Hamas, bir yanda Suriye'de Beşar Esad'ın devrilmesi ışığında Müslüman Kardeşler'in ve Türkiye'nin bölgesel projesine geri dönme; diğer yanda ise İran'la ilişkilerinde yaşadığı soğuk dönemin ardından yeniden katıldığı Direniş Ekseni projesini bazı zorluklarla sürdürme seçenekleriyle karşı karşıya.

Eğer bu eksen tamamen çökerse, Hamas'ın silahlı mücadele seçeneğinden vazgeçmeyi düşünmüyor olsa bile, bu mücadeleyi sürdürme kapasitesini yitireceği belirtiliyor.

Bu iç ihtilaf, 1980'lerin başı ve ortalarında Müslüman Kardeşler'in Filistin kolu ile İslami Cihad'ın kurucusu Fethi Şikaki arasındaki tartışmalara kadar uzanıyor.

İslami Cihad ile rekabetten çekinen Hamas, 1987'de kurulduğu andan itibaren silahlı mücadeleyi seçerek İsrail'e karşı silahlanan son Filistinli grup oldu.

Ancak çeyrek asırdan kısa sürede İsrail'le mücadele eden en güçlü örgüte dönüştü.

Örgüt içinde iki rakip akım

Silahlı mücadeleden vazgeçme kararının önünde, bu yolu seçerek zayıflayan Fetih'in tecrübesi gibi birçok engel bulunuyor.
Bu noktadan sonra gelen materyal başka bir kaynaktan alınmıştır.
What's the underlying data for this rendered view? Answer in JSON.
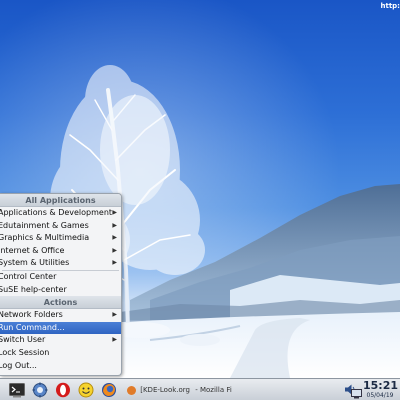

El-Fetih'in ana bileşeni olduğu Filistin Yönetimi, zamanla İsrail ve ABD için bir tür polis gücüne dönüştü. Son bir yılda işgal altındaki Batı Şeria'nın kuzeyindeki direniş gruplarına karşı yürütülen çifte operasyon da bunu doğrular nitelikte.
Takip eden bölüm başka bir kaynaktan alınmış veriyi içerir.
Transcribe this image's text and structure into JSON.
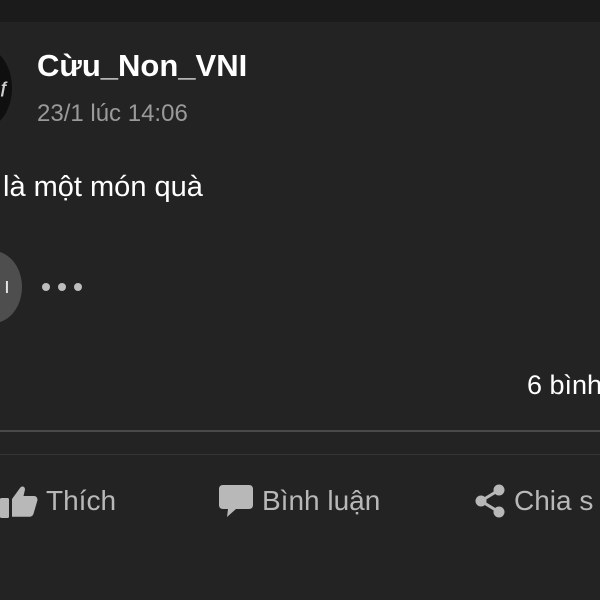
{
  "post": {
    "author": "Cừu_Non_VNI",
    "timestamp": "23/1 lúc 14:06",
    "text": "là một món quà",
    "comments_count": "6 bình"
  },
  "actions": {
    "like": "Thích",
    "comment": "Bình luận",
    "share": "Chia s"
  },
  "colors": {
    "background": "#232323",
    "secondary_text": "#9a9a9a",
    "action_text": "#b8b8b8"
  }
}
7 Ekim'deki Aksa Tufanı operasyonunun arkasındaki isim olan Yahya Sinvar'ın liderliğindeki ve ağırlıklı olarak Gazze Şeridi'nde etkili olan akım da silahlı mücadeleden vazgeçme fikrine karşı bir engel teşkil ediyordu.

Bu akımın destekçileri, Hamas'ın Filistin topraklarındaki ve yurt dışındaki faaliyetlerini kontrol eden birçok iç mekanizmada ve İsrail hapishanelerinde bulunuyor.

Ancak bu grup, örgüt üyelerinin daha çok 1996-2017 arasında siyasi büro başkanlığı yapan Halid Meşal'in akımına yakın olduğu Batı Şeria'da daha az temsil ediliyor.

Bu nedenle Hamas'ı anlamak için, örgütün iç gerçekliğinin çok daha karmaşık olması sebebiyle, Türkiye-Katar taraftarı ekibi, İran-Hizbullah akımına karşı konumlandıran standart anlatının dışına çıkmak gerekiyor.

7 Ekim operasyonu ve İsrail'in Gazze'ye yönelik soykırım harekatı, 2017'den sonra örgüt içinde yaşanan büyük değişimlerin ardından bu karmaşıklığı daha da artırdı.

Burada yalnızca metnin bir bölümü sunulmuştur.